The overall theme though is absolutely theological dynamite.If we are miserable then we have to give an account for our misery.
St Ignatius had a sense of humour and loved it when Ribineira would imitate him with his limp etc.
Those aspects of the great Saint are often missing from his bio.Pope Benedict also likes to hear the jokes that are told about him.
The joke about him telling the Romans congregated in St Peter's that when they go home they were to give their children a slap and tell them "that is from the Pope" is a wonderful parody of the great words of Pope Roncalli.
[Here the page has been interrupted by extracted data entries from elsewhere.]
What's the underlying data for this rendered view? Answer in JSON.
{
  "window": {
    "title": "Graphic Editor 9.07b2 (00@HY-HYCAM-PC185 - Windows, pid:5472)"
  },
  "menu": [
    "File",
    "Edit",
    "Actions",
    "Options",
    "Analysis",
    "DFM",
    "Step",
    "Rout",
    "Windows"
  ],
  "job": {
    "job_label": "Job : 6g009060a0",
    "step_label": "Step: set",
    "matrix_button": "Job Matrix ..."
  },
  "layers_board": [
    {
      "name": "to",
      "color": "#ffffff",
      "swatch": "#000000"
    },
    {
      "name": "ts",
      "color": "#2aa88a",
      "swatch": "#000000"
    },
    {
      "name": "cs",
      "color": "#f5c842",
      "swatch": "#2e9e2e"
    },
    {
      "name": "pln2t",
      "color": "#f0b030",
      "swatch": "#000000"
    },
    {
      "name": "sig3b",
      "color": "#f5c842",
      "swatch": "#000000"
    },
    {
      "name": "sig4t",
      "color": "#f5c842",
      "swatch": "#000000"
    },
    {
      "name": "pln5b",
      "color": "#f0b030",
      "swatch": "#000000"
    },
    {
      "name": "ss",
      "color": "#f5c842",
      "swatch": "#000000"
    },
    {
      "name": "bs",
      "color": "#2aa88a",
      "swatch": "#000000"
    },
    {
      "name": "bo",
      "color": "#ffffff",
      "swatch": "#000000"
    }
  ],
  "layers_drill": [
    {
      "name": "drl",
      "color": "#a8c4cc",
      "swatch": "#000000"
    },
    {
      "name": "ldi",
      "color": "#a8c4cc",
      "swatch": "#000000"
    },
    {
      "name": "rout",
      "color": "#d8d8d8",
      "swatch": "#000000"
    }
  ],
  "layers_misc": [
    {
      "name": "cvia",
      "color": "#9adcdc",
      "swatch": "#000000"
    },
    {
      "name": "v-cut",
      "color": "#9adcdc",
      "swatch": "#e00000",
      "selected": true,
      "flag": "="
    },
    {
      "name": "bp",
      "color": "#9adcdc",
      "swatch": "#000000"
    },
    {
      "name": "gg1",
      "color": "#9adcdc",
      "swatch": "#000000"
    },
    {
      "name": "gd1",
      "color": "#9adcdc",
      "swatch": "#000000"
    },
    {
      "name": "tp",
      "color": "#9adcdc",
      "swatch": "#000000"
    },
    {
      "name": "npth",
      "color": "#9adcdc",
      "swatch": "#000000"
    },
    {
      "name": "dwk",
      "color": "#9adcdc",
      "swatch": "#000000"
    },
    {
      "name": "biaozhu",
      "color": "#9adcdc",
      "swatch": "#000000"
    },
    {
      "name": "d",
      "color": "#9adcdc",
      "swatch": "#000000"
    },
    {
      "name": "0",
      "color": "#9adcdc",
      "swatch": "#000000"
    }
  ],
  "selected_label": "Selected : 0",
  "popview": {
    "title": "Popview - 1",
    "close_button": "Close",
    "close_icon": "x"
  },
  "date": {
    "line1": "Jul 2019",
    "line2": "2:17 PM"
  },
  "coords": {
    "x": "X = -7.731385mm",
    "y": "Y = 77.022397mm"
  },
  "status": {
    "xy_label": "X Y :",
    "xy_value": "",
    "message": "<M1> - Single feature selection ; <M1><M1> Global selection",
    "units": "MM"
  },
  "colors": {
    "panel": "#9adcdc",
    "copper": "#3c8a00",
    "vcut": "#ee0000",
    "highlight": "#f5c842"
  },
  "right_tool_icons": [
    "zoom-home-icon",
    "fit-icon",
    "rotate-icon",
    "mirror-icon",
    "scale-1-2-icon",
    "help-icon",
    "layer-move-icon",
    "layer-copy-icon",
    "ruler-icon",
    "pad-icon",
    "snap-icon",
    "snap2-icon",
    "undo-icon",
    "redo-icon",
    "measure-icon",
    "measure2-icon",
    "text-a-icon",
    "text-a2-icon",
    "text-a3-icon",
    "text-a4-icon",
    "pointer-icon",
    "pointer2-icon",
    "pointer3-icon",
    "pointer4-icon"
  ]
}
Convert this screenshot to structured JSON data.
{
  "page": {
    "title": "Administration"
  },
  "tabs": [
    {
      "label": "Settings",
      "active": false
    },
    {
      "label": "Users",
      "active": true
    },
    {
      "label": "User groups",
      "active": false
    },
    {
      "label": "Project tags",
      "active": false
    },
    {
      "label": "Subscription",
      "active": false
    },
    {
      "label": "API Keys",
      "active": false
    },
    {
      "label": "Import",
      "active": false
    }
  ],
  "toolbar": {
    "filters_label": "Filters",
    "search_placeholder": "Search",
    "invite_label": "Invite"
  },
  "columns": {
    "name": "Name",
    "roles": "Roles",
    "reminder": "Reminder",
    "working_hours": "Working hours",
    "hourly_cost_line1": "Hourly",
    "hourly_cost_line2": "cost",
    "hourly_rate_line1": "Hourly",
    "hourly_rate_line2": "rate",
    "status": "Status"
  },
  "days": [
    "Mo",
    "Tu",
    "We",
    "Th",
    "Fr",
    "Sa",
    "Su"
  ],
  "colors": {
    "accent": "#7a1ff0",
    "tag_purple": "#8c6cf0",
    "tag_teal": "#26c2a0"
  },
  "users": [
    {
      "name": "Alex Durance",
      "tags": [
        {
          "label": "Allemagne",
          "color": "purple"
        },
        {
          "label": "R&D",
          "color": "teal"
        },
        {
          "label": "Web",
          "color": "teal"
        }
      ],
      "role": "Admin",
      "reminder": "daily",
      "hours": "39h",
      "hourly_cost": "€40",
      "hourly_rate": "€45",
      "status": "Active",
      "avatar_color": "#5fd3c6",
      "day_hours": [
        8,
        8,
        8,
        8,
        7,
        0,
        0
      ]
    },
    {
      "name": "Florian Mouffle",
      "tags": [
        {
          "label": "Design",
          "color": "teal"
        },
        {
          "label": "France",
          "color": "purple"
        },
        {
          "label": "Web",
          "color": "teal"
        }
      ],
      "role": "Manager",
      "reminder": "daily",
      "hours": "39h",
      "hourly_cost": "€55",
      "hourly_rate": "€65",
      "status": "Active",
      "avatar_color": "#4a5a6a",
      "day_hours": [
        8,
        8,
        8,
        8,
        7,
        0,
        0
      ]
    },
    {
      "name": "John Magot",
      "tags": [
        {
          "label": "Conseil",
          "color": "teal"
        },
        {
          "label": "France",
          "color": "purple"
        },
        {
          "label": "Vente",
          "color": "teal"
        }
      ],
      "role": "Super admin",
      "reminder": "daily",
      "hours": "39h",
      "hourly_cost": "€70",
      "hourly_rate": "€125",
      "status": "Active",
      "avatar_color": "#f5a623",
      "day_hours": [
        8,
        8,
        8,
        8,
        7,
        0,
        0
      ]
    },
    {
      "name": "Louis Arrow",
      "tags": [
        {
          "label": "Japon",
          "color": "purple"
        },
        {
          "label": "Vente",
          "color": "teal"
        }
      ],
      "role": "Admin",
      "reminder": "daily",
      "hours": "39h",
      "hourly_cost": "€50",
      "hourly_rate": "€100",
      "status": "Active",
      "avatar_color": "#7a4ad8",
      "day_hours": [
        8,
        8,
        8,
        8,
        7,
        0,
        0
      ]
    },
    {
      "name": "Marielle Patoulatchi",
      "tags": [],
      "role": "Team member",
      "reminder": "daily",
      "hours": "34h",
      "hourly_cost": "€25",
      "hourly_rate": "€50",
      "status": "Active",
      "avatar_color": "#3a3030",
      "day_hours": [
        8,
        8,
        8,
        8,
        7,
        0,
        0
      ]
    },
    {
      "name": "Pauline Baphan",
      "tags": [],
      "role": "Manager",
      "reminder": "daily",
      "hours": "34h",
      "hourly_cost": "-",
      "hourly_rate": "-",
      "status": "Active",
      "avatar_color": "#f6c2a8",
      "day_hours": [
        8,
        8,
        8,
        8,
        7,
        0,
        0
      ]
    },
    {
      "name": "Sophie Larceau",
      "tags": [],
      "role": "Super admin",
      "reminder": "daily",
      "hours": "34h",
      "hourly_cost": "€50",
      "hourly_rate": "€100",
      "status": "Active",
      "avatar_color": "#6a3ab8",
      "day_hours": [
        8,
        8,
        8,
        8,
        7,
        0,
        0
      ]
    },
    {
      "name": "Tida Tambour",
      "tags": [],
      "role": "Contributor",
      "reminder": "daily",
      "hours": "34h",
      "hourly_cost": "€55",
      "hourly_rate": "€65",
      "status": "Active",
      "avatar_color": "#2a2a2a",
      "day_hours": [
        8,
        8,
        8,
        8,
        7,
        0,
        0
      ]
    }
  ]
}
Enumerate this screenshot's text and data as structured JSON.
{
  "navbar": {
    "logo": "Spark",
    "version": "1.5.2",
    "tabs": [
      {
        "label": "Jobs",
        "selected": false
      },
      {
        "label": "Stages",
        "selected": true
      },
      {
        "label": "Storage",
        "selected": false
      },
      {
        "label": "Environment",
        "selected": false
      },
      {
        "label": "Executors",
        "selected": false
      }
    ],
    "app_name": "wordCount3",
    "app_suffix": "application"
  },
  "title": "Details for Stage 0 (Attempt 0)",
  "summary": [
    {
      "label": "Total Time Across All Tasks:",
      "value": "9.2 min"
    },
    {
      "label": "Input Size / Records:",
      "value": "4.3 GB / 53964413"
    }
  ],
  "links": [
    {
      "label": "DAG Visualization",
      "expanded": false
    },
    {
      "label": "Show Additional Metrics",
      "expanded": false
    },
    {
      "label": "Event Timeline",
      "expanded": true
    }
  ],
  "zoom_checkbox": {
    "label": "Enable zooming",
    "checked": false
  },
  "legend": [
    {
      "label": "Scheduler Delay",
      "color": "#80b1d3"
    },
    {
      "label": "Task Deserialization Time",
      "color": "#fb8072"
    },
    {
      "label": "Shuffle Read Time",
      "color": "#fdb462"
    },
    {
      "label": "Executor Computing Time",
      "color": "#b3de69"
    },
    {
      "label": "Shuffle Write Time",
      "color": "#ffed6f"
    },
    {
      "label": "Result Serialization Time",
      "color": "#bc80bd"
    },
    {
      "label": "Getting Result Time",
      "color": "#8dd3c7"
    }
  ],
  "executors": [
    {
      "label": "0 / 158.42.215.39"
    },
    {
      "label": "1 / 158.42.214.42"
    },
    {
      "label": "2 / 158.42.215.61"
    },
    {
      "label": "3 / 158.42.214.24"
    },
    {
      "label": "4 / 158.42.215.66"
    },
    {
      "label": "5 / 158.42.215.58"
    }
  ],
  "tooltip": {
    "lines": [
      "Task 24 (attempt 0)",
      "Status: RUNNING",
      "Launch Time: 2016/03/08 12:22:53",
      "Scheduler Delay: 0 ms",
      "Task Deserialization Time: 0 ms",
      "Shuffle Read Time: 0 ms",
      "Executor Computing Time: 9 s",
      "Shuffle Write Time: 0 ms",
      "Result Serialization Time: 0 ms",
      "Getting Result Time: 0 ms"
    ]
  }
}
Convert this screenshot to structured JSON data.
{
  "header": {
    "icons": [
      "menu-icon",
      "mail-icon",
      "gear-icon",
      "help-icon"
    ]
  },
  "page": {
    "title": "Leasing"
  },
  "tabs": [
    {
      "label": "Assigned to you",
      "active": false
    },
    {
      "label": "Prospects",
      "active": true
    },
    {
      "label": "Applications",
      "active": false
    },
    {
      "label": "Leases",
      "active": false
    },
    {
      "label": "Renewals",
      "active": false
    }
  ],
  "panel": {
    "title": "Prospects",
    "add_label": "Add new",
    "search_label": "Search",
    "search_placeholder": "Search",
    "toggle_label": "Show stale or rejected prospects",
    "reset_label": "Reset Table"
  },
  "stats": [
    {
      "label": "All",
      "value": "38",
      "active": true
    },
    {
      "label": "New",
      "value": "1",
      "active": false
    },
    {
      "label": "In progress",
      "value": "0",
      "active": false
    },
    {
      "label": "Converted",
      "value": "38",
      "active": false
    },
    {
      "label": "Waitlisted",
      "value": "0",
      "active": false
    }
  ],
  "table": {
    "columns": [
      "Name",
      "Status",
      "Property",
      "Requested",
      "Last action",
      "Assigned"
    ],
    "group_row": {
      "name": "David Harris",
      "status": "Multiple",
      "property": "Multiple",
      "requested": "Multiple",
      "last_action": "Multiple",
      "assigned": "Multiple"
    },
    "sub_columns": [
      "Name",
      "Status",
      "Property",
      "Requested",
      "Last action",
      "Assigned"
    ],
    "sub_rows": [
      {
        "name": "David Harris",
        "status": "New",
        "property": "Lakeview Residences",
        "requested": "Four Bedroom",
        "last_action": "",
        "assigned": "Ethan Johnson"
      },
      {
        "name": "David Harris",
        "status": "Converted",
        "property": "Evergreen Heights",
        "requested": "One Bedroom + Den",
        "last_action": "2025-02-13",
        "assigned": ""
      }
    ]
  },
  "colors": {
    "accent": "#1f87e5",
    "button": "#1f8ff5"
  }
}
Humour is philosophy.It is a look at reality in a new way .That is why Chesterton is such a powerful writer because he is capable of laughing at life.Nietzsche is the same.The greatest philsopher since Plato is funnier than Groucho Marx.
Chesterton said about Tolstoy and his attack on Shakespeare that it stems from moralism."The puritan has enough strength to tense up but not, like the catholic, enough to relax".
The question is is this humour to be limited to religion?Many catholics feeled obliged to tell corny jokes ,corny catholic jokes.This is a sure sign  that the culture has taken over from the faith.The self-reference involved in catholics telling catholic jokes makes me woozy.
St Josemaria spoke of the credulity of catholics when they believed that a certain saint had been known as a child to reject his mother's milk as a form of mortification.This is humour that informs and makes laugh.I suppose all humour informs.